I was really shocked at the blatant racism in the book.  As a child born in the Midwest, I haven't seen the harsh, horrible acts of racism that were portrayed in this story. It really made me sick to my stomach.  On top of that, I had to "witness" Joy's mom's mental breakdowns that resulted in Joy being neglected and verbally and physically abused.  Both of these issues in the story were integral, but tough to grasp.  It was hard to like the main characters in the book.  I certainly didn't feel sorry for them.   

I think the most difficult passage in the book for me to read was after a fire had occurred in The First Baptist Church and several children were killed in the fire:
"I understand that a few pickaninnies lost their lives in a fire here, at the First Baptist Church......Yes, folks, we all have to look at this in perspective.  After all, ladies and gentleman, these weren't little children. They were little niggers."

I am cringing just typing and reading this passage again.  I can not imagine ever thinking this way or anyone I know thinking this way.  It just really broke my heart.  

Because, this book was set in 1966-1967, I had to realize the limitations of the era as well as the how children related to their parents.  Situations were much more hush hush during that time.  Joy didn't have the knowledge or experience to battle against society or her parents.  

Even with all the hate in the book, Stocking does leave you with a glimmer of hope at the end.  You want to believe things will change and you know they eventually do.  But we also know, that in the Spring of 1968 is when Martin Luther King, Jr was killed, so there was still quite a bit of unrest and racism that was yet to be overcome.

The author shares that this book is about her childhood and many parts of the story are based on things she witnessed as a child.  I can't imagine the horrors Stocking experienced and I hope writing this was a bit of healing for her.  

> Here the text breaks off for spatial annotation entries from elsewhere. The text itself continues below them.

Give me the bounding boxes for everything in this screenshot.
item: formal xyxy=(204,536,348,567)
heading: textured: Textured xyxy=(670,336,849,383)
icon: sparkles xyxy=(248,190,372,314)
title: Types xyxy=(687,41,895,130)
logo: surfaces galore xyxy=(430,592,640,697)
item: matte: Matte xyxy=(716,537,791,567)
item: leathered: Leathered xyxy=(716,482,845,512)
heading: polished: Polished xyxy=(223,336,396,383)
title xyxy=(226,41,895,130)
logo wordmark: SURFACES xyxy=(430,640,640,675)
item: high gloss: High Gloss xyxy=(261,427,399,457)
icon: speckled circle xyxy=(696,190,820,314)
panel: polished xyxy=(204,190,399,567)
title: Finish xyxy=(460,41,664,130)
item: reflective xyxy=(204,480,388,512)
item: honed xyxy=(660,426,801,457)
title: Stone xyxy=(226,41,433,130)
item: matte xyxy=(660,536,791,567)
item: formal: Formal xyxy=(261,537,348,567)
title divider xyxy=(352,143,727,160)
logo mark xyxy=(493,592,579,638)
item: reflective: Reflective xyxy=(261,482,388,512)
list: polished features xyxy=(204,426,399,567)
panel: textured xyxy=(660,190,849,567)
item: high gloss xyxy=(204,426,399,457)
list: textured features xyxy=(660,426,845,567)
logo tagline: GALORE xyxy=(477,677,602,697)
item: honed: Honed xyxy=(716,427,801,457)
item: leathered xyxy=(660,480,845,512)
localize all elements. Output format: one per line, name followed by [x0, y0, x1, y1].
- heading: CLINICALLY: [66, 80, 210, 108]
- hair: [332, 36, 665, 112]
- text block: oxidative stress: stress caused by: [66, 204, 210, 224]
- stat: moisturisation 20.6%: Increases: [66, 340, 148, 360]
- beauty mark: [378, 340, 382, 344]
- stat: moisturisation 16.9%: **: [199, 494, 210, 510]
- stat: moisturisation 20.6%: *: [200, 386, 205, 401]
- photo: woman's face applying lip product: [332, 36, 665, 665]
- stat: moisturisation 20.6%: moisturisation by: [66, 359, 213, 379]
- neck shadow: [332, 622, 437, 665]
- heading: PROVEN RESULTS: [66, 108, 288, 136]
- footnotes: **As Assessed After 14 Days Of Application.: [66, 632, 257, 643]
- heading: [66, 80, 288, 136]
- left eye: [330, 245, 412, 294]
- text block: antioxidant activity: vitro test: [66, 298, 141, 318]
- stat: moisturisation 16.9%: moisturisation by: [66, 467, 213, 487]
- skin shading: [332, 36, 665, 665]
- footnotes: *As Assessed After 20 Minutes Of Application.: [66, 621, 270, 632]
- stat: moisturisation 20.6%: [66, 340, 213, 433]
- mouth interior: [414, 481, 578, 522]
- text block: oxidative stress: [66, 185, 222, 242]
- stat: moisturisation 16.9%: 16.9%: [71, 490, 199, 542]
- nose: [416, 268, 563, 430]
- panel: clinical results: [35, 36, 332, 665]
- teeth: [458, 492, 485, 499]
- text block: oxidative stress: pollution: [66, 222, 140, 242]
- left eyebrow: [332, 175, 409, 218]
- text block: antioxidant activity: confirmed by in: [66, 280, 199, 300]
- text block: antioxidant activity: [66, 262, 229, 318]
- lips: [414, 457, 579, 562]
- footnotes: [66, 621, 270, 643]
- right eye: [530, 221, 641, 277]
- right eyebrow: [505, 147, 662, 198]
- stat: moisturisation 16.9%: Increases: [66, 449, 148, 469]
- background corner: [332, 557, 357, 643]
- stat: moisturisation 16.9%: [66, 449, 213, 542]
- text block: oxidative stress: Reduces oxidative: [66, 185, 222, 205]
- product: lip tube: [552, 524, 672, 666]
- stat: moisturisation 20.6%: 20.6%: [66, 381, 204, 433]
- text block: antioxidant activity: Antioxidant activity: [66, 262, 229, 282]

To learn more about the author as well as her other novels, check out www.valeriestocking.com

Thanks to Dorothy at Pump Up Your Books and Valerie Stocking for sending this book my way.  This review is my honest opinion.  I was not compensated in any other way for this review.

1 comment:

Admin said...

Wow, what a wonderful review. I'm reading it now and I feel that Valerie was brutally honest in her description and storytelling. I grew up in the early sixties and I know first hand that a lot of this did occur as horrible as it was. I know this is a hard pill to swallow but this did happen.